5. The P2P credit application of the borrower
The whole credit process goes through several steps, like application, acknowledge, credit, approval, assign, and loan management. In the application process, P2P lending needs detailed information.
6. Top 2 P2P Lending Solution Providers in 2021
The P2P lending market contains hundreds of platforms. And each year, more and more new different lending platforms go to market. We decided to collect some of the best solution providers of this year:
- Peerform is a platform that uses algorithms to grade applicants with more credibility.
Peerform provides borrowers with damaged credit an alternative to high-interest payday loans and other financial products, such as fee-laden credit cards.
Peerform’s best rate is 5.99% and one of the lowest in the market, with its maximum APR offering a comparatively low rate of 29.99%.
However, Peerform charges such fees as a 1% to 5% origination fee and a 5% late fee. These fees are within the normal range among lenders who charge them, but not all other platforms use them. Additionally, the platform’s personal loans are only available in three-year terms. While there aren’t any penalties for paying your loan off early, it will be problematic if you need to postpone your payments.
Among the main points:
- Loan amounts are $4,000-$25,000
- Fixed APR Range is 5.99%-29.99%
- Loan Terms are three years
- Origination Fee is 1%-5%
- Late Fee is 5% ($15 minimum)
- Minimum recommended FICO score of 600
- UpStart. This lending platform uses academic and employment credentials to search for potential borrowers, even if they have imperfect credit histories.
Their motto is “You are more than your credit score,” which means users don’t even need to have a credit score to get funding. But If they have credit experience, they will need at least a 600 credit score. And even more, If they share unconventional information like the university they attended, the area of study, they can get a lower rate from a traditional lender.

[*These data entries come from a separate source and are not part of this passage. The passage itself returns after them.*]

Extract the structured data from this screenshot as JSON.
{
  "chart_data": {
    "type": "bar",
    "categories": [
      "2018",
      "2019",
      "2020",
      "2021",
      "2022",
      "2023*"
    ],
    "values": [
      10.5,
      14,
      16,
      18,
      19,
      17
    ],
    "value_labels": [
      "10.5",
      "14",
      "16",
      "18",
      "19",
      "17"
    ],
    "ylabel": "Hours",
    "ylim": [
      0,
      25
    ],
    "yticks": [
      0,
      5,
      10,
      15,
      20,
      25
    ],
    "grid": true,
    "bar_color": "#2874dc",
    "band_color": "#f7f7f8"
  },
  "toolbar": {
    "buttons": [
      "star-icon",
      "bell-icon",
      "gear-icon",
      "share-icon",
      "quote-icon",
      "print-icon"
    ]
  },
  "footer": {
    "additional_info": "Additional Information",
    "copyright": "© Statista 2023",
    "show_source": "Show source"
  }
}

Upstart’s lowest APR is relatively low, and there are no origination fees to borrowers with the strongest applications. Of course, not everyone may be approved. Upstart also can charge some borrowers origination fees as high as 8%, which is 2-3 percentage points higher than the maximum assessed platforms. They also don’t accept any co-signers.
Among the main points:
- Loan amounts are $1,000-$50,000 based on credit, income, and other information
- The typical APR Range is 8.94%-35.99%
- Loan Terms are 3 and 5 years
- Origination Fee is 0%-8%
- Late Fee is 5% ($15 minimum)
- Time to Receive Funds is usually one business day after acceptance for most loans, two if you accept the loan offer past 5 p.m. EST.
- A minimum score of 600
P2P lending solutions are generally regulated, the rules are clear and controlled by the central banks of each country. All of the platforms listed above can provide detailed information about the service they offer and are transparent to overcome the distrust of future users. But keep in mind that platforms with more guarantees and lucrative tax programs usually offer a lower interest rate. More aggressive decisions that claim high rates can lead to problems with loan repayments for months or even years.
The P2P lending market is growing by almost 30% annually. Demand for cheaper and more affordable loans in troubled economies is always high because bank loans are too expensive. Thus, P2P lending platforms have already become part of the financial market, offering attractive investment instruments to individuals and institutional investors.